Lusitanian pine voles prefer agricultural landscapes with significant habitat diversity, especially traditional Mediterranean agriculture characterised by small fields and abundant hedgerows. Verge—herbaceous field margins and hedgerows—are particularly favoured due to their dense vegetation, ample food, and protective cover from predators and agricultural disturbances. Vineyards are also commonly used habitats, while orchards, olive groves, and vegetable crops are less frequently utilised. Urban areas and pastures are typically avoided. This species typically inhabits areas with higher annual rainfall and frequent frost conditions, characterized by acidic soils, abundant Cambisol type soils, lower coverage of lithosol type soils, and the occasional presence of Solonchak soils. The Lusitanian pine vole tends to avoid grassland habitats, preferring regions with colder climates, mountainous terrains, and fertile, easily excavated soils.

Voles are active throughout both day and night, displaying short bursts of activity interspersed with rest periods, aligned with typical vole feeding rhythms. Activity levels differ based on sex and reproductive status, with males more active during daylight hours, and females increasing their movements primarily at night.

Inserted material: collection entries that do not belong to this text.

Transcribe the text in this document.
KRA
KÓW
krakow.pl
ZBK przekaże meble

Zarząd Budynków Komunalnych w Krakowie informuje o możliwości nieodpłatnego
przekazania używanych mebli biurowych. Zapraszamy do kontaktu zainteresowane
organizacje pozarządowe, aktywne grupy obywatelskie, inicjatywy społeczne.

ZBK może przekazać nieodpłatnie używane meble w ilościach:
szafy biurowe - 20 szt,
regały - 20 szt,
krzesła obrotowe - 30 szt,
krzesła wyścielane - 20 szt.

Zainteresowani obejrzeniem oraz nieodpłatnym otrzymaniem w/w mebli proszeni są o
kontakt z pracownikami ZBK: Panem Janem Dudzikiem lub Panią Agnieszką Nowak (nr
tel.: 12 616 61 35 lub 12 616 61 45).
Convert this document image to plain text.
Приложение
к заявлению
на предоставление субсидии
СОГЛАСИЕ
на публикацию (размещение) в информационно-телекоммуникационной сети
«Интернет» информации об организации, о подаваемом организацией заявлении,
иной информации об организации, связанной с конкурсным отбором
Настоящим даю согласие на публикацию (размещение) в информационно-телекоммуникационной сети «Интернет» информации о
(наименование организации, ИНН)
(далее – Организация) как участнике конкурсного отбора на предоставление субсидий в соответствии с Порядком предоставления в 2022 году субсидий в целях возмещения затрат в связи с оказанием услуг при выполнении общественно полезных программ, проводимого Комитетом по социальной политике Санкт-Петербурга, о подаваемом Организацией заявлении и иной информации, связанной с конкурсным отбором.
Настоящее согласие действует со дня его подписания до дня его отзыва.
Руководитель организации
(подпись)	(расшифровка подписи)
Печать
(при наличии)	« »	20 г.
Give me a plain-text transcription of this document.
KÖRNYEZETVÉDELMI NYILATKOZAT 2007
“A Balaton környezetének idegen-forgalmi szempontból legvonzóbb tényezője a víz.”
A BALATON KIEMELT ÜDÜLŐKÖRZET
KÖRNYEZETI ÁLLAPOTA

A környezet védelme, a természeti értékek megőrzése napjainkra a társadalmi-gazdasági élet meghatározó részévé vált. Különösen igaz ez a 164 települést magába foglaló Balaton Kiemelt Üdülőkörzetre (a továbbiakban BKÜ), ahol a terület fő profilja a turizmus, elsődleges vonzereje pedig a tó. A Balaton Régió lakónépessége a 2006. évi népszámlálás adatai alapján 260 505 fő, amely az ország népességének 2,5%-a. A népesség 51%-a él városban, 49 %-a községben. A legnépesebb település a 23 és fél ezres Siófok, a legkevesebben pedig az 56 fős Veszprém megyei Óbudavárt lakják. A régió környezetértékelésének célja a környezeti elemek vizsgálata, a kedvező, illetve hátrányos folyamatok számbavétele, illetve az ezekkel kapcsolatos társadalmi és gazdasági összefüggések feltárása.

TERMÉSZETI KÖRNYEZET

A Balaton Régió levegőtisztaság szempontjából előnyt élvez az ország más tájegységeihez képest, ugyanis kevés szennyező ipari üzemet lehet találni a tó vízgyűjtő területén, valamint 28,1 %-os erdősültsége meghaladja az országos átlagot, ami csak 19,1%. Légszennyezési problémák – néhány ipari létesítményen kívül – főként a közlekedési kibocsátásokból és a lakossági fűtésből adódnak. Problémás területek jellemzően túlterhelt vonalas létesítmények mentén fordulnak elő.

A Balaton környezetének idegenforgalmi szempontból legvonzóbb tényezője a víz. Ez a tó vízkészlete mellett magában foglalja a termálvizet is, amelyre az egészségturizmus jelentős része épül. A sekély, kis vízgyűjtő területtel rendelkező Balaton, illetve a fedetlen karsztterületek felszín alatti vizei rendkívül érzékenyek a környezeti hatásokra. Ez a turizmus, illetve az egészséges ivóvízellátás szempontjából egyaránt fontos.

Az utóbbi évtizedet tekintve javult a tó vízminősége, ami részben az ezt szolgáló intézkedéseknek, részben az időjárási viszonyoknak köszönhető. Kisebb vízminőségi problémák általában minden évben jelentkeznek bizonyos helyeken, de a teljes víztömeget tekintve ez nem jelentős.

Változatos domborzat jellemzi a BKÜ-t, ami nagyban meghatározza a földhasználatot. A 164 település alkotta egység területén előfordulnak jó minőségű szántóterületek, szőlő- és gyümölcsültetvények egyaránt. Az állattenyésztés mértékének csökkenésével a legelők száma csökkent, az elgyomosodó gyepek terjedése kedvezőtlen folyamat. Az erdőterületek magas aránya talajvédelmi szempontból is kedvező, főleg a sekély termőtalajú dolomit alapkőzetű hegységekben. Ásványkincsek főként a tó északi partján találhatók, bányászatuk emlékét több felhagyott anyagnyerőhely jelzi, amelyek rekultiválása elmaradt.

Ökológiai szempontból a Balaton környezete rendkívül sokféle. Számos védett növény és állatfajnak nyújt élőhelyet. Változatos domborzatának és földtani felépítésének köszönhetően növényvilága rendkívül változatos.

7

Ecologically, it shares its range in a fragmented, narrow sympatric zone in central Portugal with its sister species, the Mediterranean pine vole (Microtus duodecimcostatus), which occupies warmer, drier areas in the southern Iberian Peninsula with harder and shallower soils. These sympatric areas are patchily distributed, interspersed by a parapatric boundary where both species' distributions abut without significant overlap. The exact nature of the interaction between the two species in these contact zones remains poorly understood and may involve ecological competition or behavioural mechanisms facilitating coexistence.